Rosé ye vaktinde gelmesini söyleyerek dans sınıfına gittim. Çok geçmeden Sana da gelmişti.

Sahte bir şaşkınlık yerleştirdim onu görür görmez suratıma. Niyetim onun buraya gelmesini beklemediğimi düşündürtmekti.

'Ne işin var burada. Ne istiyorsun?' dedim göz devirerek.

'Seni sürtük. Sana defalarca sevgilimden uzak dur dedim ama sen onunla gizli gizli buluşmaya bile başlamışsın. Geçen sefer seni haşladığımda akıllanmış olman lazımdı.'

'Onu bilerek mi yapmıştın' dedim sanki hiç bir şeyin fakında değilmişim gibi.

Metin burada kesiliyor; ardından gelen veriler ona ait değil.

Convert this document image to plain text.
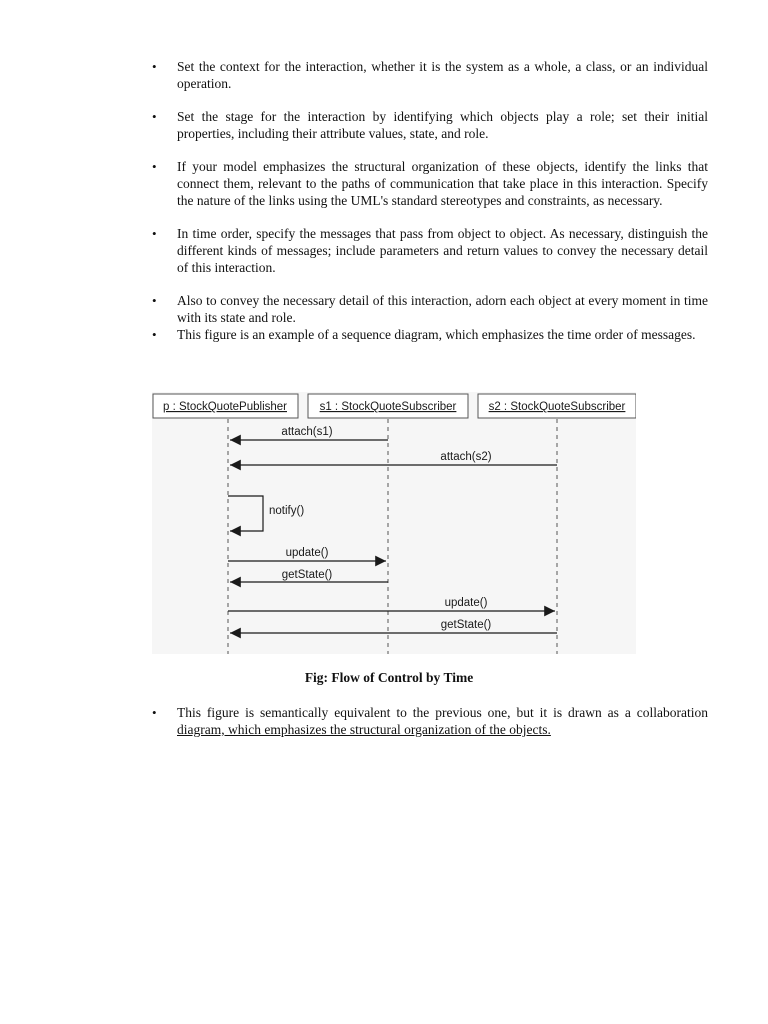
• Set the context for the interaction, whether it is the system as a whole, a class, or an individual operation.
• Set the stage for the interaction by identifying which objects play a role; set their initial properties, including their attribute values, state, and role.
• If your model emphasizes the structural organization of these objects, identify the links that connect them, relevant to the paths of communication that take place in this interaction. Specify the nature of the links using the UML's standard stereotypes and constraints, as necessary.
• In time order, specify the messages that pass from object to object. As necessary, distinguish the different kinds of messages; include parameters and return values to convey the necessary detail of this interaction.
• Also to convey the necessary detail of this interaction, adorn each object at every moment in time with its state and role.
• This figure is an example of a sequence diagram, which emphasizes the time order of messages.
p : StockQuotePublisher	s1 : StockQuoteSubscriber	s2 : StockQuoteSubscriber
attach(s1)
attach(s2)
notify()
update()
getState()
update()
getState()
Fig: Flow of Control by Time
• This figure is semantically equivalent to the previous one, but it is drawn as a collaboration diagram, which emphasizes the structural organization of the objects.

Sana ise ortama büyük bir kahkaha bıraktı. Salaklığım onu eğlendiriyor olmalıydı. Neyse ki benim de onun salaklığıyla eğlenmeme çok az kalmıştı.

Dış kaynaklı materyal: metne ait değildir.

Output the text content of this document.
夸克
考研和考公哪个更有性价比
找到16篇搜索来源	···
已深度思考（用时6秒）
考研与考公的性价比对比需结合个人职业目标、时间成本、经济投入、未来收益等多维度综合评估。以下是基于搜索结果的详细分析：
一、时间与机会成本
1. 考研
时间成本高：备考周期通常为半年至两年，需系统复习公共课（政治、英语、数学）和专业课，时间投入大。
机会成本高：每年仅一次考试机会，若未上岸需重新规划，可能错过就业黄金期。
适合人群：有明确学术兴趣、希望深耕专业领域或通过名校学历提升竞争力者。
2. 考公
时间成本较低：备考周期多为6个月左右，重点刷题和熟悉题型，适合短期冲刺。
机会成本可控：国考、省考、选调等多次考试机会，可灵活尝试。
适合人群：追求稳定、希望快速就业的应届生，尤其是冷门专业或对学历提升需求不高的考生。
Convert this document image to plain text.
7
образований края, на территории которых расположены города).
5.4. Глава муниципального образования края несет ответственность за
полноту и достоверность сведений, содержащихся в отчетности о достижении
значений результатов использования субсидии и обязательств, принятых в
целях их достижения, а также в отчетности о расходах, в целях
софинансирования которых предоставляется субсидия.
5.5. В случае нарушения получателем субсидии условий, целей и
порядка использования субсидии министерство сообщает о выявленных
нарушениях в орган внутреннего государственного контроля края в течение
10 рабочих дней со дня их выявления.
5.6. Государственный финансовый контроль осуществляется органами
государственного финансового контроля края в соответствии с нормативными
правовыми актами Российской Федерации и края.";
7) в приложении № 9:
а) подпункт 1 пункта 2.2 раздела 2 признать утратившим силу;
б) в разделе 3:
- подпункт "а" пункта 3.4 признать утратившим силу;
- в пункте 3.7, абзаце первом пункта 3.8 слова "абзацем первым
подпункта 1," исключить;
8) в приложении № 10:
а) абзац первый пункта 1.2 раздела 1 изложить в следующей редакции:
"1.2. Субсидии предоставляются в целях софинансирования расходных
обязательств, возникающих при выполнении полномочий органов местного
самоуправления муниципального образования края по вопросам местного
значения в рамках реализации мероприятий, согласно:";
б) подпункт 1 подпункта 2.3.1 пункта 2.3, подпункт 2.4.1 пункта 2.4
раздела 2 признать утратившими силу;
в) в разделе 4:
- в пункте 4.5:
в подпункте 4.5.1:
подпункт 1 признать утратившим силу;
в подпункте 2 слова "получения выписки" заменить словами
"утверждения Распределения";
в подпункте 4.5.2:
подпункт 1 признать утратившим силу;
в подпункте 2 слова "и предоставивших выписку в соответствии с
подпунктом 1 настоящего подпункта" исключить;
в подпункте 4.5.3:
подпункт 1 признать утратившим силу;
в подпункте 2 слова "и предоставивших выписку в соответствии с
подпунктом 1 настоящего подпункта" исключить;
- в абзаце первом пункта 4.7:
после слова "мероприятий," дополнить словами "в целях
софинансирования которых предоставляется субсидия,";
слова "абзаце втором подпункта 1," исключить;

'Sen tam bir aptalsın. Lisa, sevgilimden uzak dur yoksa sana aklının alamayacağı şeyler yaparım.'

Göz devirmek istesem de kendimi tuttum çünkü tam olarak buradaki Lisa mağduru oynamalıydı. Gözlerim irileşti önce korkmuş göründüğüme yemin edebilirdim.

'Ben ondan uzak duruyorum zaten! Bana körkütük aşık olduğunu söyleyen o. Bensiz nefes alamıyormuş hatta. Sürekli beni yanında istiyormuş. Yemin ederim ben ona bir şey hissetmiyorum' dedim sesimin mahcup ve samimi çıkmasına özellikle çaba göstererek. 

Söylediklerimin onu çıldırttığına yemin edebilirdim ama şu anlık belli etmemeye çalışıyordu.

'Jungkook... Sana aşık, sensiz nefes alamıyormuş' dedi önce şaşkınlıkla. Onu onaylamak amacıyla hızla kafamı salladım aşağı yukarı.

'Yalancı. Jungkook kimseye aşık olmaz. Sadece ihtiyaçları için kullanır.' Sesi öfkeliydi.

'Ama siz aylarca birlikte olmuşsunuz.' dedim masumca.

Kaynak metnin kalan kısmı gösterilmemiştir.